Киваю. Не скажу, что мои сомнения рассеялись, но что мне ещё остаётся? Кроме того, возможно, так и правда будет лучше. Если профессионалу удастся найти улики, то это хоть какая-то гарантия, что моим делом займутся всерьёз, а не прикроют его по-быстрому, за отсутствием доказательств состава преступления.
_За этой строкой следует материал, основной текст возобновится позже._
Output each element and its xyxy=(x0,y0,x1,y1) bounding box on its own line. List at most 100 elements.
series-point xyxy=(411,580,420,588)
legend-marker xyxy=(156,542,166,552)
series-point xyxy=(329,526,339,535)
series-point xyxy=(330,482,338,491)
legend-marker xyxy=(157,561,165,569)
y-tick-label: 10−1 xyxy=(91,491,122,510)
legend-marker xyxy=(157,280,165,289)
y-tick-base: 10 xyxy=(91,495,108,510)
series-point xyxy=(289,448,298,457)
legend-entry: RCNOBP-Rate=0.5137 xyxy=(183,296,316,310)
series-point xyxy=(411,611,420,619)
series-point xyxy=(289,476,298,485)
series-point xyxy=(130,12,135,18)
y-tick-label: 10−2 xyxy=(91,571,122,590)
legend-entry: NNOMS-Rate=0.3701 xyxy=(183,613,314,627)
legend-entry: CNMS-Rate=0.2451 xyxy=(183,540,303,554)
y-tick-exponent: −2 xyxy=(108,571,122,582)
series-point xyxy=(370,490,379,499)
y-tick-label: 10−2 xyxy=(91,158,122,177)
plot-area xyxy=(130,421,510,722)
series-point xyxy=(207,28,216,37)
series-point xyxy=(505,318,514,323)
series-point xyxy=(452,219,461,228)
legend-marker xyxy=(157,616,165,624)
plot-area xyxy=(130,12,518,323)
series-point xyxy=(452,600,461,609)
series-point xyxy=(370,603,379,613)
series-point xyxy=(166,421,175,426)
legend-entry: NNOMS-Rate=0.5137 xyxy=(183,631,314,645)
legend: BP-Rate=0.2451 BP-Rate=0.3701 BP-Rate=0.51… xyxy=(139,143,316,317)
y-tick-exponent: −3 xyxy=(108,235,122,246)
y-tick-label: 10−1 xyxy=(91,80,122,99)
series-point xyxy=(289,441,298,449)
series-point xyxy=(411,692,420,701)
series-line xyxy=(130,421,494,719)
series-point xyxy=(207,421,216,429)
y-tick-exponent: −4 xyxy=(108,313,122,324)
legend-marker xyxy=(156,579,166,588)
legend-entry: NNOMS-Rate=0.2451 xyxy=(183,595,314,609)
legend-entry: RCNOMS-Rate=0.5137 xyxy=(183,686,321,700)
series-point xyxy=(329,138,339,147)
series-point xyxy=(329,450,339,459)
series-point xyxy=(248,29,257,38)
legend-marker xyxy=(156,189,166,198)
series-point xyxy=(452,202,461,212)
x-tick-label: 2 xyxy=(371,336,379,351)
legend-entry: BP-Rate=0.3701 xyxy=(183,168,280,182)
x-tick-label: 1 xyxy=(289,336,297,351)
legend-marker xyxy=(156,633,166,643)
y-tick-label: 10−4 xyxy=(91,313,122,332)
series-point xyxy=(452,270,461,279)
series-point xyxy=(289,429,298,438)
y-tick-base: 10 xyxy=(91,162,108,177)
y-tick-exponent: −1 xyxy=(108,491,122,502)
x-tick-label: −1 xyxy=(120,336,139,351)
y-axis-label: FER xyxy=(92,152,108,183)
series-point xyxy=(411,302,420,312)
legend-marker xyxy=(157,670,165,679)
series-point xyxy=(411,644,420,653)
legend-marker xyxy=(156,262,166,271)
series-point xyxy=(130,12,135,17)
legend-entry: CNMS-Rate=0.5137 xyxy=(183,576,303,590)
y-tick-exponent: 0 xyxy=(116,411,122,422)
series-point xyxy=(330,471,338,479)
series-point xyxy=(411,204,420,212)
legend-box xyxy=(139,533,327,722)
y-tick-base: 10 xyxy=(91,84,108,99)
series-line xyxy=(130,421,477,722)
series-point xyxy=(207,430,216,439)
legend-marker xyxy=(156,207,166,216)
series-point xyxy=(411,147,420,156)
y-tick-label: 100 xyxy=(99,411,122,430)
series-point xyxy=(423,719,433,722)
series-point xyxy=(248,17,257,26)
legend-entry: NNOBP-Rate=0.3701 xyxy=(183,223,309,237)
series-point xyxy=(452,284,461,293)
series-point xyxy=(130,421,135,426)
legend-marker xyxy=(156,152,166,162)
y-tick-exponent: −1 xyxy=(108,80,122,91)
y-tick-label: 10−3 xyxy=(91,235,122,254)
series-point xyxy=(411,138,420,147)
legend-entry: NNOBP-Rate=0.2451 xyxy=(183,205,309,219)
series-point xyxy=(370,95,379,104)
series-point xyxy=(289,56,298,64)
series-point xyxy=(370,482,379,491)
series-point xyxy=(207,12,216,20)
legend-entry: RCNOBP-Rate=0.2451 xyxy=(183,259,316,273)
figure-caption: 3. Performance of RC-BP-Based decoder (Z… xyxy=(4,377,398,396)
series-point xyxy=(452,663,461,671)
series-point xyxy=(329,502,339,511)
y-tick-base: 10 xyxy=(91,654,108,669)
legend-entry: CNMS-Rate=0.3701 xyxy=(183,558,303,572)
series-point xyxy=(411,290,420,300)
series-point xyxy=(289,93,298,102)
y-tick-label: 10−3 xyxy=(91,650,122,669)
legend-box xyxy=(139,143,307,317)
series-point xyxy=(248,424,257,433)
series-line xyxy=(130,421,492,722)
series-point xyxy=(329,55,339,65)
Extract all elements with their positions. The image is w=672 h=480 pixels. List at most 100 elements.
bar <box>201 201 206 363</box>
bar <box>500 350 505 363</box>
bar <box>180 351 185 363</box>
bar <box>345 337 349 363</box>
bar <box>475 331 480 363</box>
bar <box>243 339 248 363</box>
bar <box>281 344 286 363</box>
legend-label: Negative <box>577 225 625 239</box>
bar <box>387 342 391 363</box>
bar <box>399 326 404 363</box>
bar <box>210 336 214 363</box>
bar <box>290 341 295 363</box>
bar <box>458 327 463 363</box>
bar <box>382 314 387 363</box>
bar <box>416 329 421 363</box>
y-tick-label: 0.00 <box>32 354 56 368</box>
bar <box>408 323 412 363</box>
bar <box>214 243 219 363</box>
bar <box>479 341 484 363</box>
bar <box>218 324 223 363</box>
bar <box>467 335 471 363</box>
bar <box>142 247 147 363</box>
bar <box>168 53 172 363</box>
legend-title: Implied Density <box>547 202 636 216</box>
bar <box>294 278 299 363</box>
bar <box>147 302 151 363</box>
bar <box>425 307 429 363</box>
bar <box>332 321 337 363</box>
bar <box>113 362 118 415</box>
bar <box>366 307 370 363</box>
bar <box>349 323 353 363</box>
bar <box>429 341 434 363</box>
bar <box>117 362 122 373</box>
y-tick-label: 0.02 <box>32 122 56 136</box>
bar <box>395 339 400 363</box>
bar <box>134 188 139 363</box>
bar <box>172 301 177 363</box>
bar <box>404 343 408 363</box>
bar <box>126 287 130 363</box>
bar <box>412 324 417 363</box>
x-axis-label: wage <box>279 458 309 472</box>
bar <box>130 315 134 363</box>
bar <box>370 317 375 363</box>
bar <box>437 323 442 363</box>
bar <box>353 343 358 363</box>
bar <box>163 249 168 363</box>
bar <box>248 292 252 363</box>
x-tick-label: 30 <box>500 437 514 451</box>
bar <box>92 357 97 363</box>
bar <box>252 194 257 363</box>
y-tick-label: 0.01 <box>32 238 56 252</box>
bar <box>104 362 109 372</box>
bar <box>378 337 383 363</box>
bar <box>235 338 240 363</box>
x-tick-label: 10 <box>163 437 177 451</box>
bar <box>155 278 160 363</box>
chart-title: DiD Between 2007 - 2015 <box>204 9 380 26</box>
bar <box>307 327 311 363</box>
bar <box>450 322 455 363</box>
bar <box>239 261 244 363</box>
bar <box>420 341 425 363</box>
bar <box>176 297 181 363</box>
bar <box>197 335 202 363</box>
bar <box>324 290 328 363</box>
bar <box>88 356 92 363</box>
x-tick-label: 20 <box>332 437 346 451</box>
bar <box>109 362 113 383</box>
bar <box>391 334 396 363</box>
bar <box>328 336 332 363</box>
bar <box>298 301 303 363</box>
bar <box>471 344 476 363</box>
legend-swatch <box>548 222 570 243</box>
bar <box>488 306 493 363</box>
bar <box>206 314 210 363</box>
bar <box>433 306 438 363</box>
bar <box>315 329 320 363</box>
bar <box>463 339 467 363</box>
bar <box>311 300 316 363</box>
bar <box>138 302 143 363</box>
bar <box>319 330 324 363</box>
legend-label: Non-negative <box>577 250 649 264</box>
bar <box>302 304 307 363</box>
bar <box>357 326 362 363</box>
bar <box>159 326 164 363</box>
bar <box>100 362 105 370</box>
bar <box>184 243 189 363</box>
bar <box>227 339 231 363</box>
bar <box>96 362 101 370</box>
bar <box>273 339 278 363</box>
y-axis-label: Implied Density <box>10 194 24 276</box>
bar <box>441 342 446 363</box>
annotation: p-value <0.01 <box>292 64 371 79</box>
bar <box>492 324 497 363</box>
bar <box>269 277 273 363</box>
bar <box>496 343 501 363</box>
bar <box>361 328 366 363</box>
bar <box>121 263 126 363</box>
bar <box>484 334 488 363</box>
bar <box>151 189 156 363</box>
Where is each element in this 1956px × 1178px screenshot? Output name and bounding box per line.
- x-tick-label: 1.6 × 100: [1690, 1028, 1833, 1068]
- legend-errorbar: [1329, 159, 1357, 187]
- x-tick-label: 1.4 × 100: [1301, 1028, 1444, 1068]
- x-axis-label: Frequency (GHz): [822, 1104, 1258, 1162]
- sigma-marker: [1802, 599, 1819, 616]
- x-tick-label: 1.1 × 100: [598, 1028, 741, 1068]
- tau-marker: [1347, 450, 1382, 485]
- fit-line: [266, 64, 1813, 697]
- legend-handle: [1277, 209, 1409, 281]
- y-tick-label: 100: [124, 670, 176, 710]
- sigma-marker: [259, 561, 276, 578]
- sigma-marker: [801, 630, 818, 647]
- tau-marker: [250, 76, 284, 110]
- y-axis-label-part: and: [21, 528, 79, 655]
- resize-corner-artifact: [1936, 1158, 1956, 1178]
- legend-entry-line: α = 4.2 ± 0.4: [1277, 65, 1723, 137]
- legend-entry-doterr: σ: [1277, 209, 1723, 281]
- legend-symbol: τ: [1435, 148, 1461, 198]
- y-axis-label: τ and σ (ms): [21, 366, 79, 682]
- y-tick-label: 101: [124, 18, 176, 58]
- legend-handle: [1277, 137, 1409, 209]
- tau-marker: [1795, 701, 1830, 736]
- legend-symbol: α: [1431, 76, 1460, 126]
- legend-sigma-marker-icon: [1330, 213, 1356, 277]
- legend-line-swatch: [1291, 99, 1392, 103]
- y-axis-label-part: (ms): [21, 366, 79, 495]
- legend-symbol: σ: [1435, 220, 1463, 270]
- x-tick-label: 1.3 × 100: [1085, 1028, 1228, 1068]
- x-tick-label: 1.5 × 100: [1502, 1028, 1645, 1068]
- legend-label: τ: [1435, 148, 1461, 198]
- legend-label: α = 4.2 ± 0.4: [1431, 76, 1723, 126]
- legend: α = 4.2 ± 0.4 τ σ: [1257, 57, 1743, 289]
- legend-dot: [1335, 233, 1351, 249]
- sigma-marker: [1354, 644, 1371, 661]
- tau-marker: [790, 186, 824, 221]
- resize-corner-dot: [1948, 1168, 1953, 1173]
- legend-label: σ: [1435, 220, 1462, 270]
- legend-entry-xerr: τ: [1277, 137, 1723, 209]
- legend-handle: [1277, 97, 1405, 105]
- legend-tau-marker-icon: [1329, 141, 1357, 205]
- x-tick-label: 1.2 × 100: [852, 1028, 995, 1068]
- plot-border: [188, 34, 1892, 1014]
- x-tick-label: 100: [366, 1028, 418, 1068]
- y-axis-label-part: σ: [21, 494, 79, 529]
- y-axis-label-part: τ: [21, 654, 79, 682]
— Ну вот и хорошо, солнышко, — удовлетворённо говорит Митя, целуя моё запястье, — Постарайся больше пока голову не грузить. А я завтра же этим вопросом займусь. И если появятся какие-то подвижки, сразу же тебе об этом расскажу. Если она действительно виновата, то так просто ей отделаться не удастся, обещаю!
Как мне не больно соглашаться с ним, но постепенно прихожу к мысли, что его аргументы имеют право на жизнь. Нет, я по-прежнему уверена, что без Кати тут не обошлось. Но, действительно, как я могу доказать её причастность? Что у меня есть, кроме этой бутылочки и неподтвержденных обвинений?